The purpose of this work is to demonstrate the ability to direct the motion of catalytic nanomotors purely by shape. Since their discovery over a decade ago, catalytic nanomotors have shown promise in a variety of applications. While the dynamics of these motors have been controlled at the ensemble level by a number of external stimuli (e.g. chemical gradients and magnetic fields), a greater degree of control at the individual motor level is desirable. One potential avenue to “program” motor dynamics at the individual particle level is through geometric control. Thus far, the study of purely shape-directed catalytic motors is limited to theory. We use projection photolithography and physical vapor deposition to design homogeneous platinum micromotors with a great degree of control over their shape.
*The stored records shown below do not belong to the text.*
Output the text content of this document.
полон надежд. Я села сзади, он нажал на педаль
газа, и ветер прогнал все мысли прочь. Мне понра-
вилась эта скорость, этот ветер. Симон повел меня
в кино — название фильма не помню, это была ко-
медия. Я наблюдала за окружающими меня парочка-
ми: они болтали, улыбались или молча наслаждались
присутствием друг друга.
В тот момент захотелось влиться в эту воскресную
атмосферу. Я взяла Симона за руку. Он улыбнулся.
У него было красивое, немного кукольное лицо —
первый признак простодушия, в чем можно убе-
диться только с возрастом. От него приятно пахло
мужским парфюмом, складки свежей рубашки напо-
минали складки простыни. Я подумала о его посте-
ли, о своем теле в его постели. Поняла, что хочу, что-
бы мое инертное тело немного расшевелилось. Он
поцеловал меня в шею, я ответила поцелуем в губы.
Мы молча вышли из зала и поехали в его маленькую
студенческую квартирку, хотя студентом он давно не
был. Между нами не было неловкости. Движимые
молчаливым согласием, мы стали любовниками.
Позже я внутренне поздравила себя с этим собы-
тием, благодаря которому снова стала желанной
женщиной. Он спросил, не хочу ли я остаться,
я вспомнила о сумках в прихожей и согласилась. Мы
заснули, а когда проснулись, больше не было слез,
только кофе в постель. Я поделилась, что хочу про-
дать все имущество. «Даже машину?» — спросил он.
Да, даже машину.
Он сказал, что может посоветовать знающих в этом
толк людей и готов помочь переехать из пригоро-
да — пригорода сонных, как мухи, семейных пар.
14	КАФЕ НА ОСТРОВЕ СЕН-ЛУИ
Our motors have a “twisted star geometry” (C_nh) that leads them to rotate in hydrogen peroxide solutions at rates proportional to their degree of asymmetry. We propose a self-electrophoretic mechanism where rates of the oxidation and reduction of hydrogen peroxide vary across the surface of the motor. Our results demonstrate that tuning shape is a viable method of encoding micromotor dynamics at the individual particle level. As existing techniques to create colloids with arbitrary geometries become more common, shape-control appears to be a powerful avenue toward programming the dynamics of functional motors and colloidal machines.